A Quiet Place

 

 

            This is the kind of movie that could easily be spoiled by nearby theatergoers.  It's very quiet, and to sustain the mood it relies on a very quiet audience.  Unfortunately, some folks insist on talking, or texting, or both.  Even trips to the concession stand will serve as distractions.  But a cooperative, attentive audience will enhance the experience greatly.

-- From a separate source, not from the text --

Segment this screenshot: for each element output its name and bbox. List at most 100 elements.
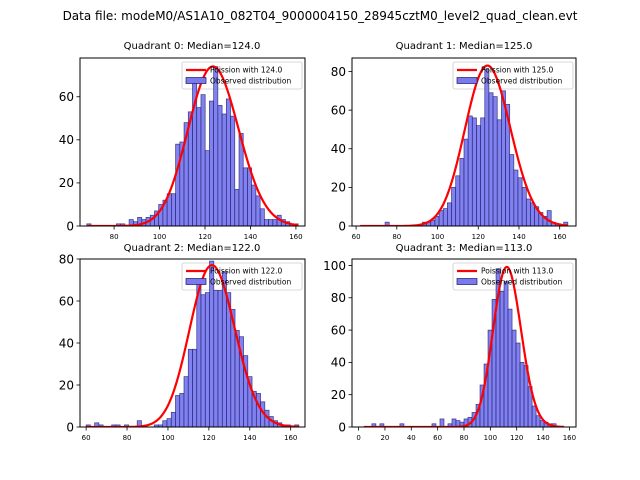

            They dive right in to the story.  “Day 89.”  Despite a lack of overdubbing narration, or even much dialogue, we figure out what's going on:  there's been some kind of takeover by ravenous creatures.  This one family is living in isolation, out in the countryside somewhere, and they mostly speak to each other in sign language.  Their daughter, Regan (Millicent Simmonds) is so deaf that not even devices with amplifiers attached to her head seem to help, so the whole family already knows how to communicate by signing.  And it's a good thing, because any kind of noise will attract the mysterious rabid beasts, whatever they are, or wherever they came from, and once they're on you, they destroy you quickly.

            The Dad, Lee (John Krasinski, who's also the Director), is constantly tinkering in his workshop, trying to find a device for Regan that will help her to hear anything.  The Mom, Evelyn (Emily Blunt), is resigned to doing the wash by hand (because the machines make noise).  They walk everywhere barefoot.  Lee has spread sand on the footpaths to further muffle the sound of their walking.  He feeds the family by fishing in the nearby river.  He brings his young son, Marcus (Noah Jupe), because here, at least, they can talk normally, even shout a little, because the constant noise of the rushing river and the nearby waterfall provide some auditory cover.

            The family, under constant stress and duress, is showing signs of the strain.  Regan, with her pubescent hormones, can get moody, and frustrated because she thinks her Dad favors Marcus.  (It's Marcus who finally talks to Dad about this, beside the raging river.)  Lee and Evelyn seem to love each other a lot, which helps them all to cope.  When Evelyn discovers she is pregnant, they worry not only about the noise of the delivery, but also the crying baby.

            A standard staple of the horror genre is to separate the characters so they have to deal with the crisis alone.  Somehow, the family members get separated, at night, of course, and have to rely on their own wits to survive, and not just each other.  But oftentimes the formulaic spine-tinglers will try to offset the mood with a little humor, or romance, or some other kind of lighter emotional dynamic, but not here.  The creepy factor is maintained throughout.  It's a sustained kind of tension that is rare for any movie.  Hopefully, your movie mates will co-operate enough for you to enjoy its harrowing uniqueness.